1)    Respite, Respite, Respite

 If you are a foster parent, get a network of people willing to be trained as respite care providers for you before you even receive your first placement. If you are a state foster parent, those who want to help you out will need to complete training to become licensed respite care providers with the state.  You WILL need a break, and there is nothing wrong with that! Before you bring home an adopted child, have a few close friends you trust who can take your child on a regular basis to give you a break. Whether it be for a date night, or simply just to rest, make sure you have those close people you can trust so you can refill your own tank and connect with each other as a couple.

 

2)    Parent together as a couple

 This seems very obvious; however, parenting children from difficult backgrounds can bring disagreement in the way you parent.  Parenting skills you learned and used with your biological children might not work the same way with children who are affected by trauma.  Talk with each other about your struggles in parenting when the children are not present.  Work together to support each other and don’t let the children triangulate you and your spouse.  Recognize when your spouse needs a break and tag team parent if you need to.

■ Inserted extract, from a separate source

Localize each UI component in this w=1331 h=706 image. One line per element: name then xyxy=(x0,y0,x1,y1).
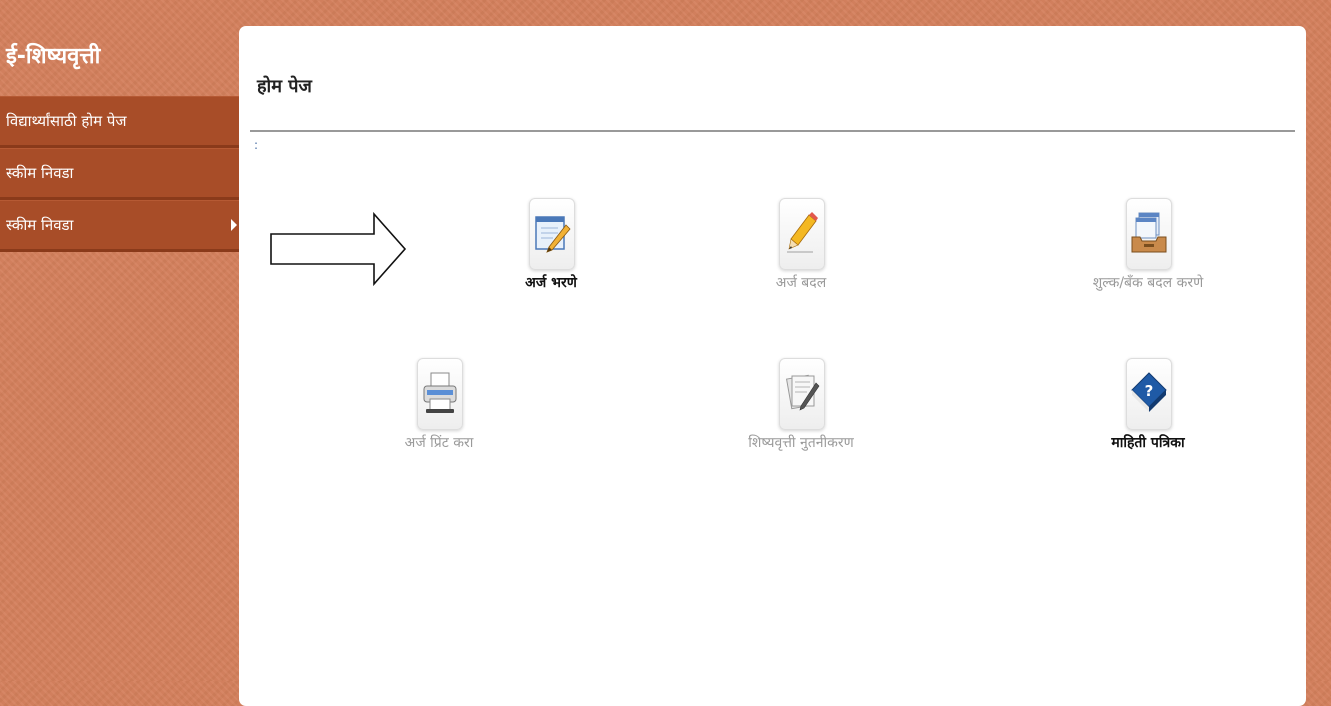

Make sure your children see you as unified and your spouse feels like you are on the same page, even if you don’t always agree.

 

3)    Get Counseling

 We talk a lot about counseling for our kids who come from hard backgrounds; however, sometimes you need some extra support for your marriage.  It is helpful to have a trusted counselor to encourage you along your fostering or adoptive journey.  Many parents suffer from post-adoption depression or secondary PTSD and don’t even realize it. Counseling can help work through these issues and the impacts it has on your marriage. Find a counselor who is trained and experienced in the unique complexities of foster and adoptive parenting and who can help you focus on your marriage relationship. 

 4)    Keep Romance Going

Sometimes loving and parenting kids who are hurting becomes all-consuming. Between doctor’s appointments, therapies, IEP meetings, court appointments, birth-family visits, managing survival behaviors, and catching kids up in school, exhaustion becomes a way of life and there is little room for nurturing the romantic relationship with your spouse.  Take time to plan regular date nights. Do little things for your spouse, such as bring home flowers or write a card or even send a text. Invest time and energy into your marriage, despite the times it feels like you don’t have anything left to give.  If your spouse feels heard and loved, you will be able to parent your children much better together and your marriage will stay strong through the difficult times.